DR BEER: This was an international study of 1,199 men randomized 2 to 1 to the active drug versus placebo.
And the results are fairly compelling, I think. The median survival was 18.4 versus 13.6 months with a hazard ratio of 0.63, so that indicates a 37% improvement in overall survival in these postchemotherapy castration-resistant prostate cancer patients.
And all the other measures of clinical activity and efficacy followed along in the same direction. So PSA decline was seen in 54% of patients treated with enzalutamide, 2% of placebo patients.
Objective response in the soft tissue is 29% versus 4%. Quality-of-life improvement 43% versus 18%. Median time to progression, 8.3 months versus 3.0 months. So really, across the board, no matter what measure we used, this new drug was clearly superior to placebo in this setting.
DR LOVE: What do you see as the clinical implications of this study?
DR BEER: I think it’s a very attractive agent, both from the standpoint of efficacy and from the standpoint of safety.

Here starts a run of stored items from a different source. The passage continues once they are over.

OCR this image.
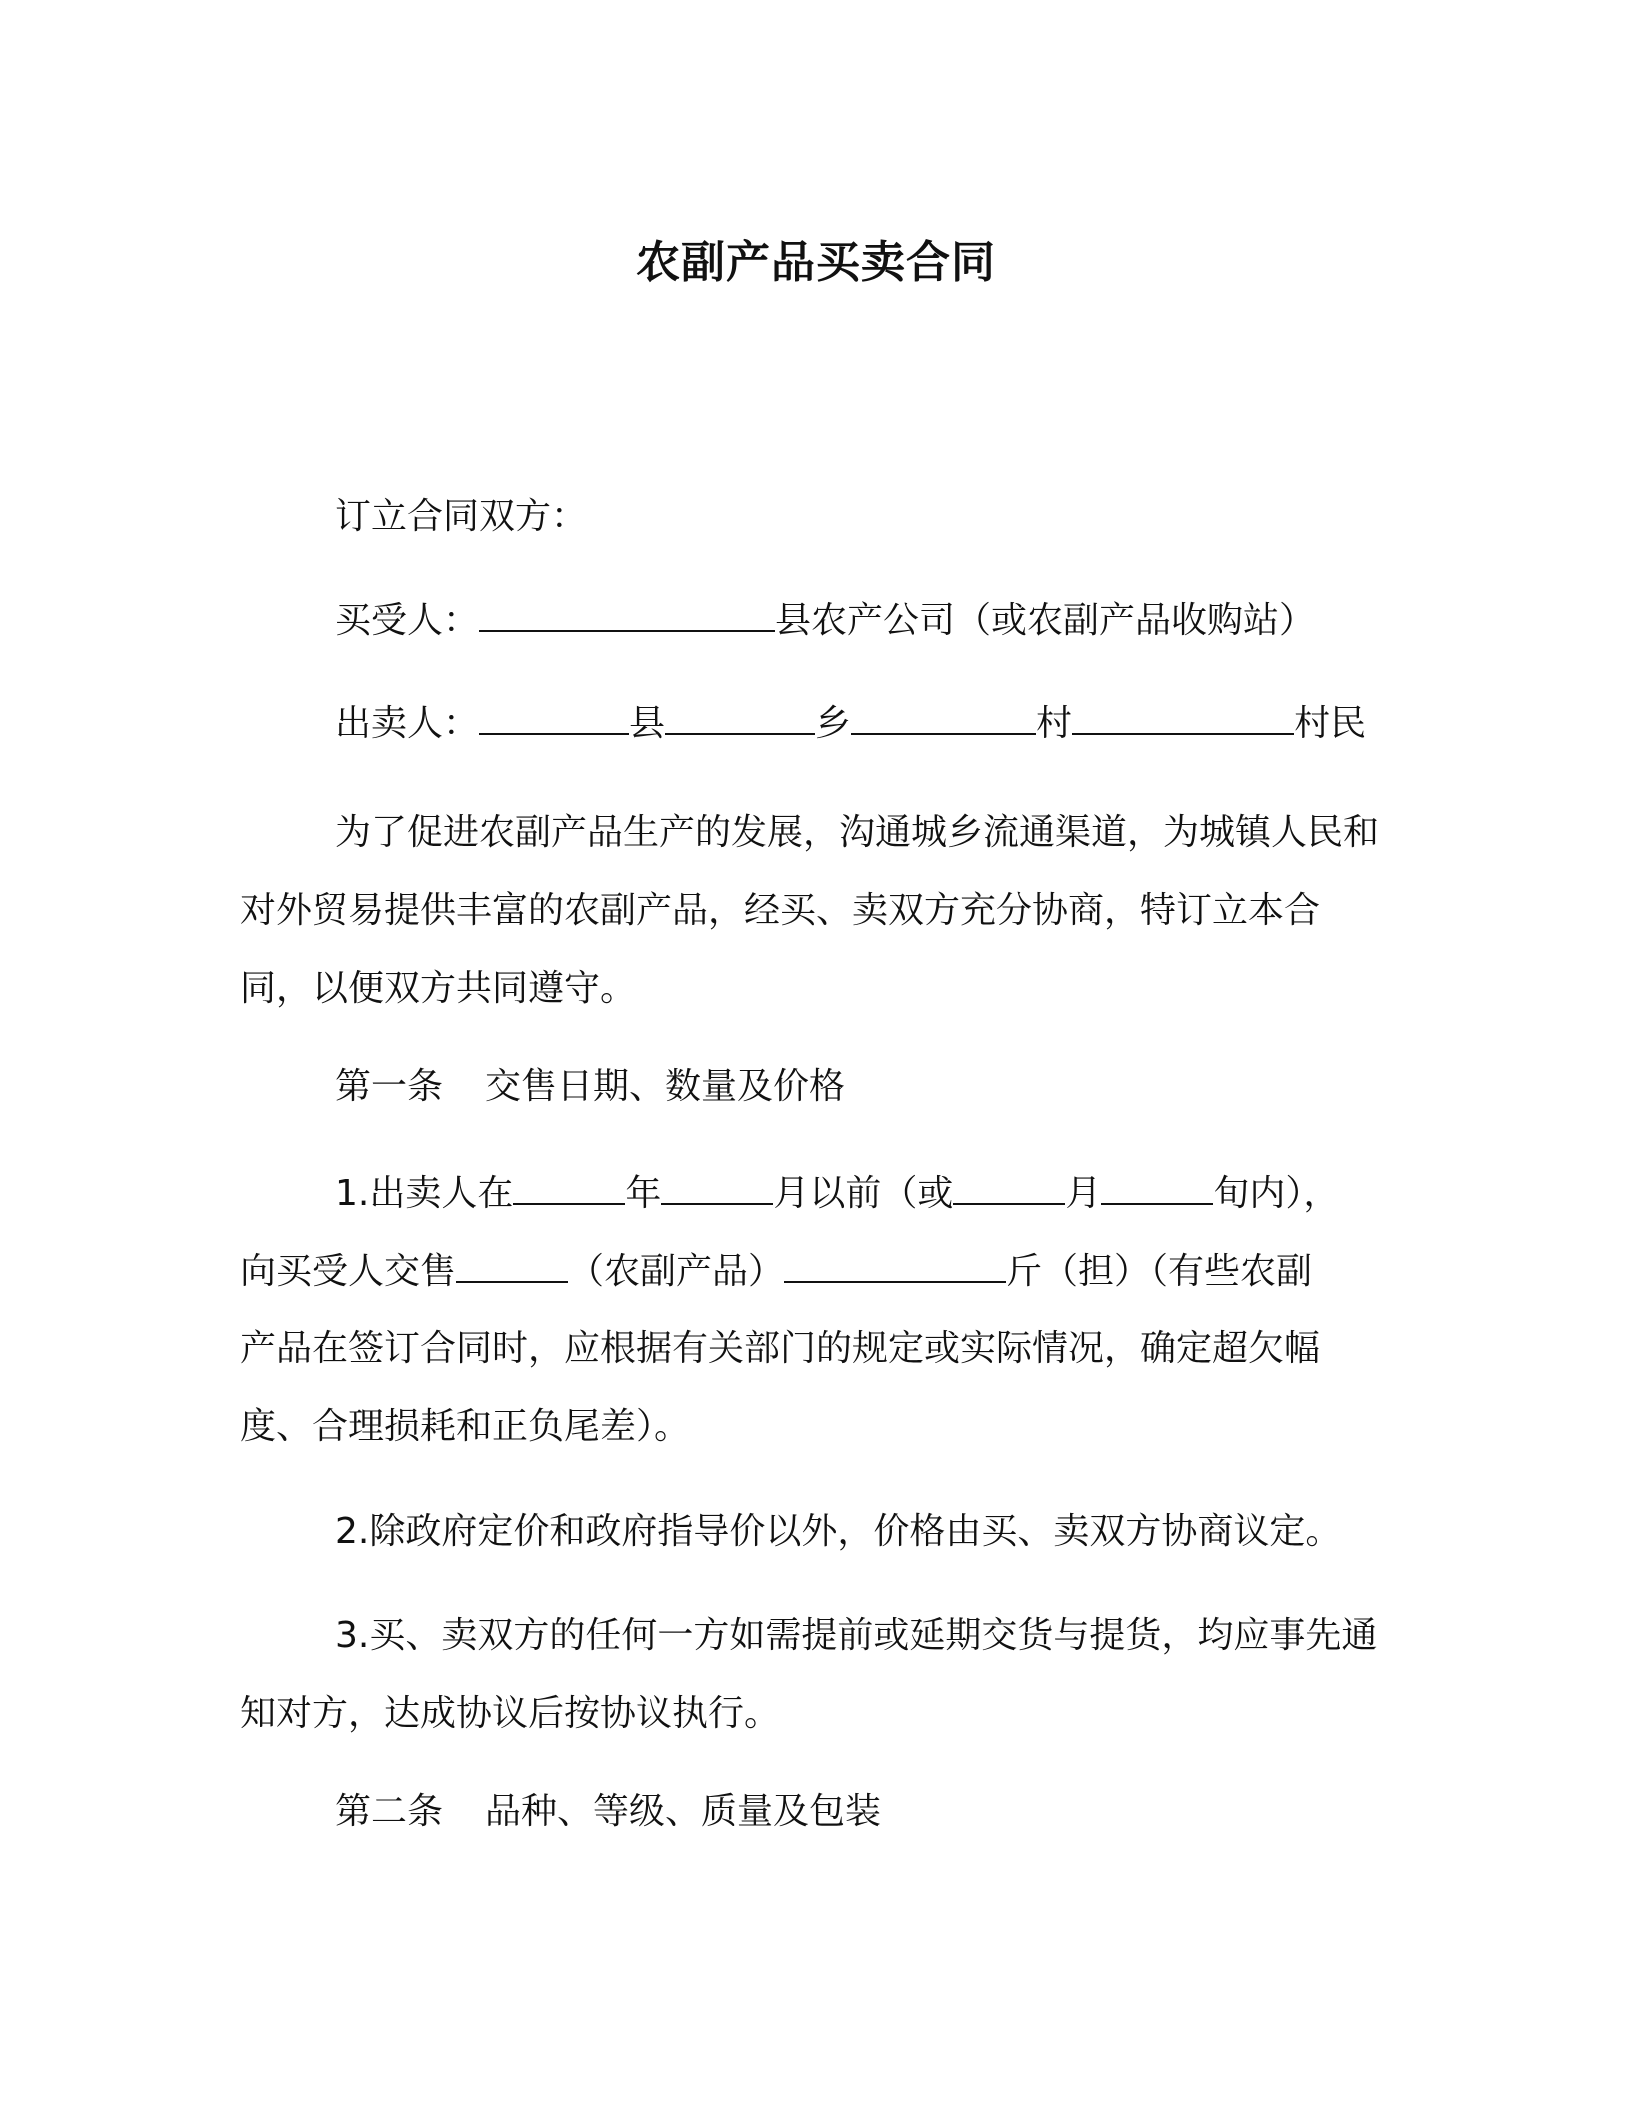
农副产品买卖合同

订立合同双方：

买受人：	县农产公司（或农副产品收购站）

出卖人：	县	乡	村	村民

为了促进农副产品生产的发展，沟通城乡流通渠道，为城镇人民和对外贸易提供丰富的农副产品，经买、卖双方充分协商，特订立本合同，以便双方共同遵守。

第一条 交售日期、数量及价格

1.出卖人在	年	月以前（或	月	旬内），

向买受人交售	（农副产品）	斤（担）（有些农副

产品在签订合同时，应根据有关部门的规定或实际情况，确定超欠幅度、合理损耗和正负尾差）。

2.除政府定价和政府指导价以外，价格由买、卖双方协商议定。

3.买、卖双方的任何一方如需提前或延期交货与提货，均应事先通知对方，达成协议后按协议执行。

第二条 品种、等级、质量及包装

As we look at the safety data on this study, the percentage of patients discontinuing treatment due to an adverse effect was no higher in the drug group than in the placebo group, so a very well-tolerated drug in general.

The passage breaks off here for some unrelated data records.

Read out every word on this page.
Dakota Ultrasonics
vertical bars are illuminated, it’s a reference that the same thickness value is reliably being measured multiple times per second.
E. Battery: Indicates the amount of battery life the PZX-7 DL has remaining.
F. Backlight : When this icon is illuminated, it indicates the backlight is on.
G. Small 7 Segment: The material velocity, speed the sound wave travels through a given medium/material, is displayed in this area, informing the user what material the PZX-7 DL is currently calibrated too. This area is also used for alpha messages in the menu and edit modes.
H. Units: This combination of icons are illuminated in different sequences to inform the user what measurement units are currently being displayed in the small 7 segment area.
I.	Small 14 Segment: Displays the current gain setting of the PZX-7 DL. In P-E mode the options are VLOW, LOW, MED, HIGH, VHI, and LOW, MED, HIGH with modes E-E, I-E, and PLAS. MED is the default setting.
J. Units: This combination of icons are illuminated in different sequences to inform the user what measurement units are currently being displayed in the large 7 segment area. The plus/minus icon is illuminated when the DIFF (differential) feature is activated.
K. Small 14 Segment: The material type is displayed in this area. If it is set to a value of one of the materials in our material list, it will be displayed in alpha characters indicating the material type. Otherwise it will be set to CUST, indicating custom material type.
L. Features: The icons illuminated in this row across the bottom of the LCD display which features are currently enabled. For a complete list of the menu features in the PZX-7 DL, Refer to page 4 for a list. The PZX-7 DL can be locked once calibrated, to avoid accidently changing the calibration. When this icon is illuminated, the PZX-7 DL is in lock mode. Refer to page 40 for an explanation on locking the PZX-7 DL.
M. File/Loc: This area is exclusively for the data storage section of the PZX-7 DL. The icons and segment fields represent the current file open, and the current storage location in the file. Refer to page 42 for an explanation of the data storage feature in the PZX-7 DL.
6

The one unusual but notable toxicity is seizures, which was reported in 0.6% of patients in this paper — actually 0.9% of patients in the prescribing information that came out with the FDA approval. There were no seizures in the placebo group, so this is a drug where overall tolerability is excellent, but patients who are at risk for seizures, such as patients with brain metastases, are probably not good candidates.
One of the exciting features of this drug and something we discussed earlier is the absence of the need for corticosteroids. So, unlike abiraterone, this drug is dosed by itself. And some of the issues with long-term corticosteroid exposure should not be an issue for patients on this drug.
DR LOVE: So William, I’m curious in terms of the steroids that are used with, for example, abiraterone. I mean, theoretically, this is physiologic replacement. But do you think there’s side effects, toxicities?
DR OH: With corticosteroids? Unfortunately, I think corticosteroids have become the bane of our existence as practitioners taking care of men with prostate cancer. With abiraterone it’s really required, as we talked about, although the extent of requirement is still debated, and there are patients in whom you can cut the dose down and not see secondary side effects. But we’re using it with chemotherapy. It’s part of many of these other regimens really for historical reasons only. And I’ve found that many of my patients really complain about the steroids even when they’re having a very good response, for example, to docetaxel chemotherapy or cabazitaxel chemotherapy. So I’ve tried to avoid steroids when I can. With abiraterone you have to start with prednisone, but in some patients that becomes the more limiting factor.